Prep 5 mins
Cook 1 hr
If you like the 5-star Sour Cream Cornbread recipe from NurseDi, you will LOVE this creamy side dish version! It is, in a word I use to describe it, FOOD-GASMIC!! Definitely a comfort food on cold winter days! Easily doubled with excellent results! ENJOY! Yanni
- 1⁄2 cup butter, softened
- 1 cup sour cream
- 1 egg
- 1 (16 ounce) can whole kernel corn, drained
- 1 (16 ounce) can cream-style corn, undrained
- 4 1⁄2 ounces corn muffin mix
- 1 cup cheddar cheese, grated
- In large bowl, mix together butter, sour cream and egg.
- Stir in cans of corn and corn muffin mix.
- Spoon mixture into buttered 2-quart casserole dish.
- Bake in preheated 375-degree oven, about 45 minutes.
- Remove from oven, add cheese, stir well.
- Return to oven, bake additional 15 minutes, or until dish is slightly puffed, bubbly, and browned around the edges.
Have made this for years to rave reviews.

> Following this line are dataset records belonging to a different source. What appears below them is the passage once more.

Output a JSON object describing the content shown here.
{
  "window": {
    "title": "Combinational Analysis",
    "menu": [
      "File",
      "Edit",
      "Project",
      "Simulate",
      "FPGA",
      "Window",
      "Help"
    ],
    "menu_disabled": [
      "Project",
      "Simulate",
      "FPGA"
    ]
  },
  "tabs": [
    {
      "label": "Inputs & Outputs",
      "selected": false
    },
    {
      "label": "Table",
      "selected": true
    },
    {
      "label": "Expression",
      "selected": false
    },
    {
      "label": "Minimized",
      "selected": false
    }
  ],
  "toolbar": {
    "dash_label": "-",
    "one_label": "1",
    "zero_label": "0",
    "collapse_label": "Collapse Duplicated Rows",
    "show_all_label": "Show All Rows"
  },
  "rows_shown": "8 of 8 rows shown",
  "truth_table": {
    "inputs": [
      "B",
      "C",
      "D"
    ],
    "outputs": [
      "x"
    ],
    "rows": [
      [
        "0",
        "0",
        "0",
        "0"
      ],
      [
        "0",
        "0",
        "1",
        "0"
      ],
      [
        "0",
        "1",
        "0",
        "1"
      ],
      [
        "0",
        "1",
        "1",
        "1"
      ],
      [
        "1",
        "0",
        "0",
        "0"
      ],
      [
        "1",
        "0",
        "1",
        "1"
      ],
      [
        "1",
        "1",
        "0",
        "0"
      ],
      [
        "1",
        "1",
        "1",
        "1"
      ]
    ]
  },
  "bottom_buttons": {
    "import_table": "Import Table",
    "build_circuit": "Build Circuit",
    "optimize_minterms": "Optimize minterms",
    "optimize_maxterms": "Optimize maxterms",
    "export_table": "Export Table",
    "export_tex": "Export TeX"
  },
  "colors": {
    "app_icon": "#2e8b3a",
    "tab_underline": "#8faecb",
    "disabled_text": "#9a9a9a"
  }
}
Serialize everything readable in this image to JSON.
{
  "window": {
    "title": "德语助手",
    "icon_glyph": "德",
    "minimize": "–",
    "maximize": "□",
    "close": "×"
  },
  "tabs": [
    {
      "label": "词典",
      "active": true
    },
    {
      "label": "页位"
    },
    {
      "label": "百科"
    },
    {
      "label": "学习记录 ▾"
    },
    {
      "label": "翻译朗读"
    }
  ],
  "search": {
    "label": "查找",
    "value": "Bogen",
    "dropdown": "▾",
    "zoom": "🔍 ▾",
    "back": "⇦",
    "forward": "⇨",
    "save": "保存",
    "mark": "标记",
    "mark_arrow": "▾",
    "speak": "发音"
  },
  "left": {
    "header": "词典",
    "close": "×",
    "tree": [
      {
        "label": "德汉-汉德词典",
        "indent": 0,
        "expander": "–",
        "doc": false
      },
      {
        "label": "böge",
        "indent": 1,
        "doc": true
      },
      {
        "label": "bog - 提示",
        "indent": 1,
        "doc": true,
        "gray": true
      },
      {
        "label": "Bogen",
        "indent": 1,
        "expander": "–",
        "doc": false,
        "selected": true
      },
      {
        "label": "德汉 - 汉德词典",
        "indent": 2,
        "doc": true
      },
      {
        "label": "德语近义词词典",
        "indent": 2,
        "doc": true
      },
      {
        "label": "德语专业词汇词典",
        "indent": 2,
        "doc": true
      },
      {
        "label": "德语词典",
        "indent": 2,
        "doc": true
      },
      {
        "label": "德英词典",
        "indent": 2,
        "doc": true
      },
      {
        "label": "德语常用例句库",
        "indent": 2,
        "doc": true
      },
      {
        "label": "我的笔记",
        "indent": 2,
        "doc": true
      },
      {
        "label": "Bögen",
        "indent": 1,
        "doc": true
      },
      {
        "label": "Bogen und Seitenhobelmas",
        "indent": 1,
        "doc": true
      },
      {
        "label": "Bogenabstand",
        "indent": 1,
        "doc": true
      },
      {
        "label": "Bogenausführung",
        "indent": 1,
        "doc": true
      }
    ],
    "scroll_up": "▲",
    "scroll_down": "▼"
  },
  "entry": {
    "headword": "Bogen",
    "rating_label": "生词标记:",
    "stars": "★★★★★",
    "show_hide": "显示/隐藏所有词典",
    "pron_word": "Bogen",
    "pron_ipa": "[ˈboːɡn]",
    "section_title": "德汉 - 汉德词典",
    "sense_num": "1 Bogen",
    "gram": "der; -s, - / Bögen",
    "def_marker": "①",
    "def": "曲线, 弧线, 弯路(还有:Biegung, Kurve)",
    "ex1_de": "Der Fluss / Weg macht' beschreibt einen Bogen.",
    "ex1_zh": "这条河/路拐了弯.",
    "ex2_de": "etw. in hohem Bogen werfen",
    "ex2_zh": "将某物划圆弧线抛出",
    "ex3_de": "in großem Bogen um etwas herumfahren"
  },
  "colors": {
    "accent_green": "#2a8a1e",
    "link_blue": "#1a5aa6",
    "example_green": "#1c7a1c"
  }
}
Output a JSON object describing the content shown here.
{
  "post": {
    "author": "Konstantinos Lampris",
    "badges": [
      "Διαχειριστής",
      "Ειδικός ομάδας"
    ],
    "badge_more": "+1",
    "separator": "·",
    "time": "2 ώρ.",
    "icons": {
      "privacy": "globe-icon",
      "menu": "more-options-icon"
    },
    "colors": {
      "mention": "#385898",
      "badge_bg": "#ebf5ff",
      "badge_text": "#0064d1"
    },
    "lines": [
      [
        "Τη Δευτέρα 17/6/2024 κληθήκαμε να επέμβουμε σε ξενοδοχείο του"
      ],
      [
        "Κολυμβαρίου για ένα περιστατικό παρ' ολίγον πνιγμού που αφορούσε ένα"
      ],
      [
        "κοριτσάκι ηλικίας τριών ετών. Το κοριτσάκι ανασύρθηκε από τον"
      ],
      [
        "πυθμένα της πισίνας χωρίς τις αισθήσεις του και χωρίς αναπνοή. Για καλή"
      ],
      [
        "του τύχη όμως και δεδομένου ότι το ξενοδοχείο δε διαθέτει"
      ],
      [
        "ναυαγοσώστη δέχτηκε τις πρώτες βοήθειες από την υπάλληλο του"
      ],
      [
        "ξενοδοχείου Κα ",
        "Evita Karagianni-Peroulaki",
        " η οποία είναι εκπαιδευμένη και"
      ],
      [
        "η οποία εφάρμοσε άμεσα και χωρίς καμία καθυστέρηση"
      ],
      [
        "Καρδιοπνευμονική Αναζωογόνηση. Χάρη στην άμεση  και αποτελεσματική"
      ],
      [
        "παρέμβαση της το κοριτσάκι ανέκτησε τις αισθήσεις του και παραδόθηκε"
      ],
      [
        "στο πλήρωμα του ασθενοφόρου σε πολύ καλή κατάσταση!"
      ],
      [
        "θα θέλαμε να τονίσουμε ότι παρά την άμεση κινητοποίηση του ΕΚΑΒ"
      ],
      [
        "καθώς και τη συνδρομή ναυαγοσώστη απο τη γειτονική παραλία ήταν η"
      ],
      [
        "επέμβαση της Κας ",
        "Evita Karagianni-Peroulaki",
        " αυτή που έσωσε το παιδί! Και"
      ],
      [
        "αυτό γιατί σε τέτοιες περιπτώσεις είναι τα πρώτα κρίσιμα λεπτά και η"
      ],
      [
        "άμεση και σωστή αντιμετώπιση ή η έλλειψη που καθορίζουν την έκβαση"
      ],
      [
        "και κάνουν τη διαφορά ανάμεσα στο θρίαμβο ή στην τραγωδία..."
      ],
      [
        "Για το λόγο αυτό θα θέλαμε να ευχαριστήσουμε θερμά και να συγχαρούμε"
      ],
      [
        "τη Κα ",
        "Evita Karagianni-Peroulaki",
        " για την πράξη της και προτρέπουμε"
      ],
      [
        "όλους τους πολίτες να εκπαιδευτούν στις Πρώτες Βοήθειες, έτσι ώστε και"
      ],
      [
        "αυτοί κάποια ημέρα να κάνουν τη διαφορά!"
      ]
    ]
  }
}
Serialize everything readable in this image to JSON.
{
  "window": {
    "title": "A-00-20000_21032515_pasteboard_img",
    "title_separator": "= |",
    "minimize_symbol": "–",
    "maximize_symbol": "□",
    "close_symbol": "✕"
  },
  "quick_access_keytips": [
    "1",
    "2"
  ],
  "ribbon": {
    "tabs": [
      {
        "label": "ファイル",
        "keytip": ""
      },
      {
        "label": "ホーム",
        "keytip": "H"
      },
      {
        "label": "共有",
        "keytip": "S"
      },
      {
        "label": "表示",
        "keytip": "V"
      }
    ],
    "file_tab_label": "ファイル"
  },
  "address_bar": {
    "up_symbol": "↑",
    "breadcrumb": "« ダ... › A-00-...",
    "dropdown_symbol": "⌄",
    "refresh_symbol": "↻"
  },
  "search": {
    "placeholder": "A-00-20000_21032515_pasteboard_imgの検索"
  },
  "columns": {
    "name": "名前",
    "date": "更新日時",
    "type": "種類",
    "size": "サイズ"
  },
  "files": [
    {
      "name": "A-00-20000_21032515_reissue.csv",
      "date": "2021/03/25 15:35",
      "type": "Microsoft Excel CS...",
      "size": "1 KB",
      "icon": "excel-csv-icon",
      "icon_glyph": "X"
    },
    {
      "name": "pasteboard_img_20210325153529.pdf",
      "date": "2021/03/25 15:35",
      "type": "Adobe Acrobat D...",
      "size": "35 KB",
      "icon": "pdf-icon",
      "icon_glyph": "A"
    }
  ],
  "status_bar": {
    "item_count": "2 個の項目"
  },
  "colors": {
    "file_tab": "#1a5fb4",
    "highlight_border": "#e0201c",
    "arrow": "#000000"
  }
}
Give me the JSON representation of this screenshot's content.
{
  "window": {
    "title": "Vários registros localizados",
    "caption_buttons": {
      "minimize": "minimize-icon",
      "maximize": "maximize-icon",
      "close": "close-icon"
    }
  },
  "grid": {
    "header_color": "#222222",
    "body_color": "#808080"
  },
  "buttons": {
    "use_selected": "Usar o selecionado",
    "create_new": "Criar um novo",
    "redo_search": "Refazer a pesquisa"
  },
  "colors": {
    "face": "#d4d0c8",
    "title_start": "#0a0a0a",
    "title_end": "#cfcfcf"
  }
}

I use 2 eggs, a whole pkg. of the Jiffy mix, and omit the cheese. I'll have to try with the cheese next time, but it is wonderful if you don't have cheese on hand.
Made this last year for the hubby's Thanksgiving pot luck at work and happily waited to eat the leftovers for dinner--but their weren't any. Everyone loved it and have requested it againg this year. Great recipe.
This recipe is delicious. I was making a similar version (without the cheese) but this is much better. The first time I made it I didn't read the ingredients good enough and used a whole box of Jiffy mix and it still turned out wonderful.My family requests this at least once a week.